Perfect! Can you comment out the pass_inline_function_calls(al, asr, rl_path); line in asr_to_llvm? That should make it work. The inline is probably trying to inline a recursive procedure, which won't work.

Thirumalai-Shaktivel commented 2 years ago

Yup, thanks for that. It resolves the above issue, but I get core dumped.

$ lpython --fast examples/expr2.py; time ./a.out > tmp
[2]    330898 segmentation fault (core dumped)  ./a.out > tmp
./a.out > tmp  0.78s user 1.91s system 93% cpu 2.894 total
$ lpython examples/expr2.py; time ./a.out > tmp 
./a.out > tmp  0.87s user 1.85s system 99% cpu 2.724 total
certik commented 2 years ago

That's another bug that we have to investigate and fix. You can comment all the optimizations for --fast and see if it works or not. If it still fails, it might be a bug in LLVM (possible, but unlikely). If it works, then you can "bisect" to figure out what ASR optimization causes that.
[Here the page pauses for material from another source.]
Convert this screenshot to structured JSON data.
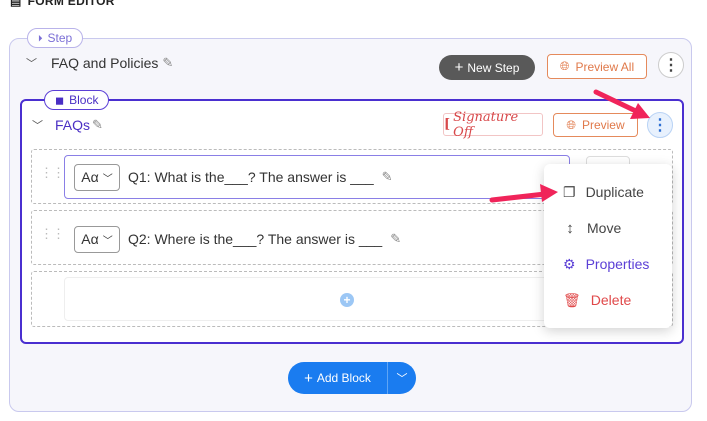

Thirumalai-Shaktivel commented 2 years ago

Core dumped is caused by pass_loop_unroll(al, asr, rl_path) in asr_to_llvm

certik commented 2 years ago

Perfect. What is the performance of the --fast version compared to Clang?

czgdp1807 commented 2 years ago

The LLVM backend should intercept it and provide an optimize implementation

LLVM already provides its remainder instruction for integers. See URem and SRem.